Background: In view of many unanswered clinical questions regarding treatment of COVID-19 with remdesivir, we systematically identified, critically appraised and summarized the findings from randomized controlled trials (RCTs) of remdesivir for COVID-19.
Methods: We searched relevant databases/websites (up to September 2020) and selected English-language RCT publications of remdesivir for COVID-19. We conducted meta-analysis using an inverse variance, random-effects model in addition to trial sequential analysis (TSA) for the efficacy outcomes: all-cause mortality, viral burden and clinical progression. Safety outcomes were diarrhoea, nausea, and vomiting. We calculated the relative risk (RR) and 95% confidence interval (CI) for all outcomes. Statistical heterogeneity was calculated using the I² statistic.

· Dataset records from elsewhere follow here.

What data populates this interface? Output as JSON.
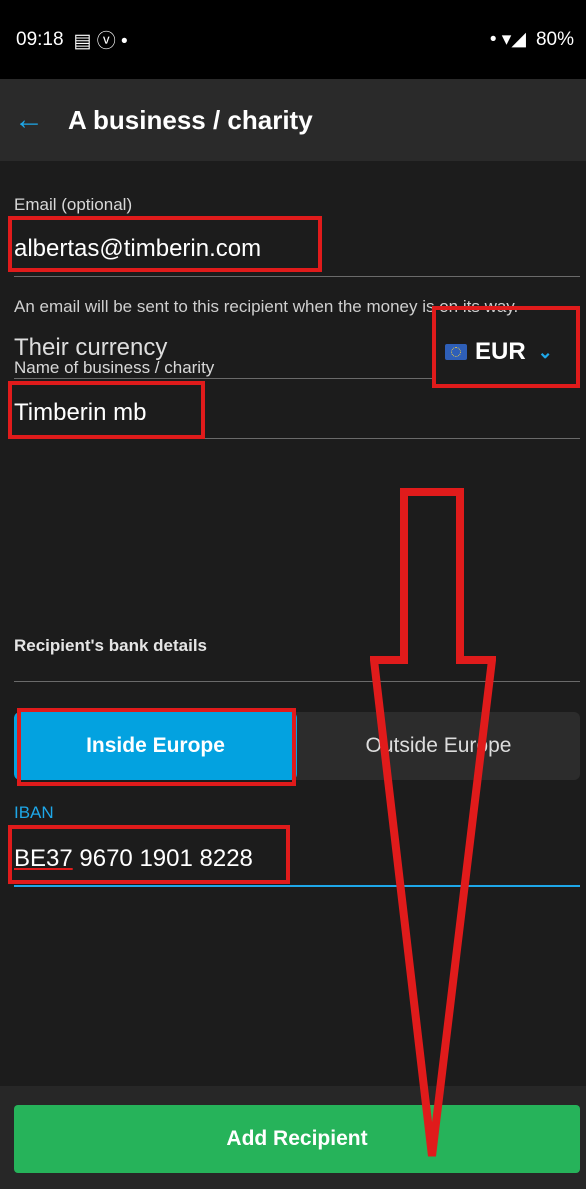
{
  "status_bar": {
    "time": "09:18",
    "left_icons": "▤ ⓥ •",
    "right_icons": "• ▾◢",
    "battery": "80%"
  },
  "app_bar": {
    "title": "A business / charity",
    "back_icon": "arrow-left-icon"
  },
  "email": {
    "label": "Email (optional)",
    "value": "albertas@timberin.com",
    "helper": "An email will be sent to this recipient when the money is on its way."
  },
  "name": {
    "label": "Name of business / charity",
    "value": "Timberin mb"
  },
  "currency": {
    "label": "Their currency",
    "code": "EUR",
    "flag_icon": "eu-flag-icon"
  },
  "bank_details": {
    "title": "Recipient's bank details",
    "tabs": [
      "Inside Europe",
      "Outside Europe"
    ],
    "selected_tab": "Inside Europe"
  },
  "iban": {
    "label": "IBAN",
    "value_prefix": "BE37",
    "value_rest": " 9670 1901 8228"
  },
  "footer": {
    "add_button": "Add Recipient"
  },
  "colors": {
    "accent": "#1ea7e8",
    "button": "#26b35a",
    "annotation": "#e01b1b"
  }
}
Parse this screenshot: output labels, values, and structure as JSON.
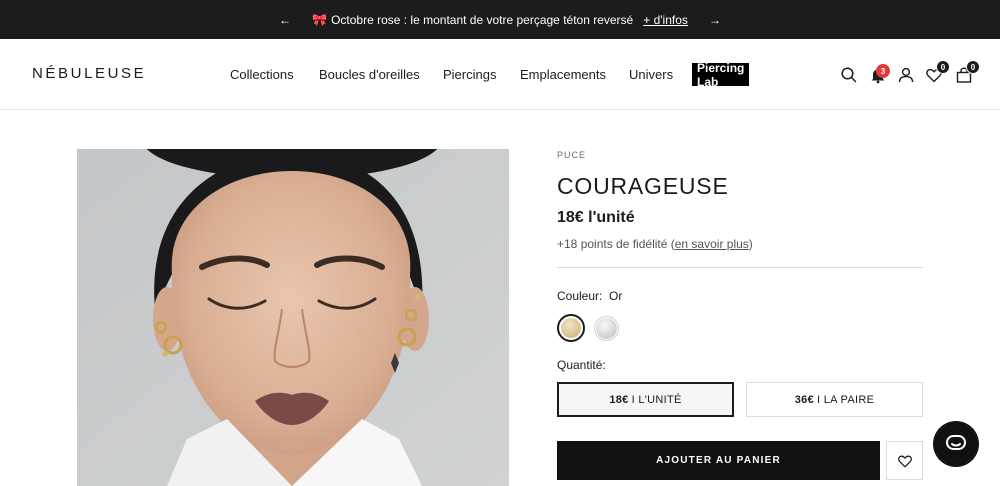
{
  "announcement": {
    "prev_arrow": "←",
    "next_arrow": "→",
    "icon": "ribbon-icon",
    "text": "Octobre rose : le montant de votre perçage téton reversé",
    "link": "+ d'infos"
  },
  "header": {
    "logo": "NÉBULEUSE",
    "nav": [
      "Collections",
      "Boucles d'oreilles",
      "Piercings",
      "Emplacements",
      "Univers"
    ],
    "lab": "Piercing Lab",
    "icons": [
      "search-icon",
      "bell-icon",
      "account-icon",
      "heart-icon",
      "bag-icon"
    ],
    "notification_count": "3",
    "wishlist_count": "0",
    "cart_count": "0"
  },
  "product": {
    "vendor": "PUCE",
    "title": "COURAGEUSE",
    "price": "18€ l'unité",
    "loyalty_prefix": "+18 points de fidélité (",
    "loyalty_link": "en savoir plus",
    "loyalty_suffix": ")",
    "color_label": "Couleur:",
    "color_value": "Or",
    "swatches": [
      "Or",
      "Argent"
    ],
    "quantity_label": "Quantité:",
    "options": [
      {
        "price": "18€",
        "label": "I L'UNITÉ",
        "selected": true
      },
      {
        "price": "36€",
        "label": "I LA PAIRE",
        "selected": false
      }
    ],
    "add_to_cart": "AJOUTER AU PANIER"
  },
  "colors": {
    "announcement_bg": "#1c1c1c",
    "accent_pink": "#e8608a",
    "badge_red": "#e23a3a",
    "button_bg": "#111111"
  }
}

Results: We included five RCTs (7540 participants) from 7237 citations. Most (80%) were of an unclear to high risk of bias. There was no evidence of a significant improvement with remdesivir (100 mg, 10 days) regarding all-cause mortality (RR 0.94, CI 0.82-1.07; I² = 0%; 4 RCTs; 7143 patients), clinical progression (RR 1.08, CI 0.99-1.18; I² = 70.4%; 3 RCTs; 1692 patients), or diarrhoea (RR 0.82, CI 0.40-1.66; I² = 0%; 2 RCTs; 630 patients). Nausea occurred more often with remdesivir (RR 2.77, CI 1.28-6.03; I² = 0%; 2 RCTs; 630 patients). TSA showed that the required information size was not reached for firm conclusions to be drawn.
Conclusions and relevance: There is insufficient evidence to support the use of remdesivir for treatment of COVID-19. More high-quality RCTs are needed for a stronger evidence. Until then, remdesivir should remain an experimental drug for COVID-19.

Keywords: COVID-19; Remdesivir; efficacy; randomized controlled trials; safety; systematic review.